R&D Labs around the world are looking at ways of using photonic crystals to shrink optical integrated circuits (see The Hole Thing), and at least one startup has been formed to try and bring these ideas to market (see Crystal Startup Gets $4M). Most of these are considering structures based on a semiconductor wafer perforated by a repeating pattern of holes. Waveguides are created by missing rows of holes in the otherwise perfect pattern, thus providing a path through which the light can travel. (To see a picture of this, click on http://ab-initio.mit.edu/photons/bends.html).
But there's one problem with this approach. In the plane of the wafer, light traveling through a waveguide "sees" a series of interfaces in the holes, which are responsible for the so-called "photonic bandgap" effect that prevents light from leaking out. However, in the direction above and below the waveguide, there are no interfaces, so light can escape. To keep optical losses at a reasonable level, a way must be found to prevent the light from seeping away.

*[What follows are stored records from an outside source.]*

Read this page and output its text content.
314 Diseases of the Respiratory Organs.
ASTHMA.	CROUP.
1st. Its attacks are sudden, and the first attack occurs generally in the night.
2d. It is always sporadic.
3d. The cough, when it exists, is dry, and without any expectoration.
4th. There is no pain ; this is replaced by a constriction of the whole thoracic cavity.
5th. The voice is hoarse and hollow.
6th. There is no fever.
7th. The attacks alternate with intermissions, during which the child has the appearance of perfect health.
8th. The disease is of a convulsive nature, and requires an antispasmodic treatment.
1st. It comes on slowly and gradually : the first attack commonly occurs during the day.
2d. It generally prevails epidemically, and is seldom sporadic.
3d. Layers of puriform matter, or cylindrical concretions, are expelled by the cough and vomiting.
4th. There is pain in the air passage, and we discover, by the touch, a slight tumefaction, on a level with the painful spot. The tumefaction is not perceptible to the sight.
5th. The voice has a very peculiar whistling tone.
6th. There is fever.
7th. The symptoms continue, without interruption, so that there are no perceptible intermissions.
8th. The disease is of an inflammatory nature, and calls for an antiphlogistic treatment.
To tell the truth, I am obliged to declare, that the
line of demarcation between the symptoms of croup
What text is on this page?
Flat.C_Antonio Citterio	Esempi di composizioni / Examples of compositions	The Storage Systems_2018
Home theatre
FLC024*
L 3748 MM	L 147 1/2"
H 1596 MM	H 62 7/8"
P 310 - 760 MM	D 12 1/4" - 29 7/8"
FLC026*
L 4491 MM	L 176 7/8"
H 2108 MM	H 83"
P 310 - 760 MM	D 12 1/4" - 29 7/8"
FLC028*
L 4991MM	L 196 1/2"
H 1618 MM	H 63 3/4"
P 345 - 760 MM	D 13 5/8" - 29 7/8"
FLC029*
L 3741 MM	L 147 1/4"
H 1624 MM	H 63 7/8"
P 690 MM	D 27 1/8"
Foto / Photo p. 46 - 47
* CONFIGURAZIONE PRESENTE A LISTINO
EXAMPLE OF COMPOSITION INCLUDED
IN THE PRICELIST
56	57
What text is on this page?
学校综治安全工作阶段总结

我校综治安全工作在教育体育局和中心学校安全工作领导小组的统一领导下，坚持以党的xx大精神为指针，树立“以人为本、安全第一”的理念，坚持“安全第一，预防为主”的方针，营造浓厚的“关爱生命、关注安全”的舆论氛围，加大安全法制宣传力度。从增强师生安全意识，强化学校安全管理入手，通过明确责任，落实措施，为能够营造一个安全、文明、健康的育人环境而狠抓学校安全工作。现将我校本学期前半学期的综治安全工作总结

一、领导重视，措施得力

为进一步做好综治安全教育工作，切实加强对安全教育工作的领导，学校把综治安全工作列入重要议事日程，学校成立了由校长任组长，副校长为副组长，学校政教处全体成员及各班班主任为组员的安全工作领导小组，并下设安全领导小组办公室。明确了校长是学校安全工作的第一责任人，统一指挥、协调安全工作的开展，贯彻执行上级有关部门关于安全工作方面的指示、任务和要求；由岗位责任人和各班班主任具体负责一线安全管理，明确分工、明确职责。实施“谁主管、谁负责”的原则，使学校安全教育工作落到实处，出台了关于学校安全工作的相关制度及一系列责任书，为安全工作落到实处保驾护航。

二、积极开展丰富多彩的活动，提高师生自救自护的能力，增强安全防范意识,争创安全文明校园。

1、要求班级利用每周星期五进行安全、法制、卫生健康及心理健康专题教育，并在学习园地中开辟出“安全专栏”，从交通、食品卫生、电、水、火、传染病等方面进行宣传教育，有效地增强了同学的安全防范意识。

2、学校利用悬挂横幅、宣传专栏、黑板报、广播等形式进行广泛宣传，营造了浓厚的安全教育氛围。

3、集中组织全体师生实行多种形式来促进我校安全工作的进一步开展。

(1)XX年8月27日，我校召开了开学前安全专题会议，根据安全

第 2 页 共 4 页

MMP says it has the answer. It's found a mechanism that keeps light confined in the plane of a glass wafer. Without going into details, this happens at the interface between a metal and a dielectric, hence the need to use gold. The technical term is a "surface plasmon polariton", or simply a surface wave.
By making a regular array of bumps in the gold film, it's possible to have a photonic bandgap effect to create waveguides. The bumps in the gold are the equivalent of the holes in the semiconductor, says Hvam. This should reduce optical losses significantly.
Hvam also claims that it's much easier to make bumps in gold films than it is to make holes in semiconductors, which should lead to much cheaper manufacturing.
The researchers have been working on this idea for the past two years, and have proved the principle of making a waveguide using a gold film on a glass substrate. Now they have seed funding of DKK 32 million (about US $4 million) to develop their ideas further. The cash was provided by Danish venture funds Wise Venture and CAT Seed.
On the face of it, it sounds like a classic case of VCs funding a research project, since MMP doesn't expect to have any product prototypes for three years. Hvam acknowledges that the company has a lot of work to do, particularly on how to integrate active components with passive waveguides. However, he says the startup has enough cash already to see it through to these goals.
That's very important, as other startups with long-term goals have gone under or been forced to refocus because they ran out of money before reaching significant milestones (see Nanovation Up For Sale, for example).
Although MMP received its cash several weeks ago, its official start date is not until November. "We need to hire some people before we can really say we've started," says Hvam. He plans to recruit 4 to 6 PhDs and a couple of admin staff initially.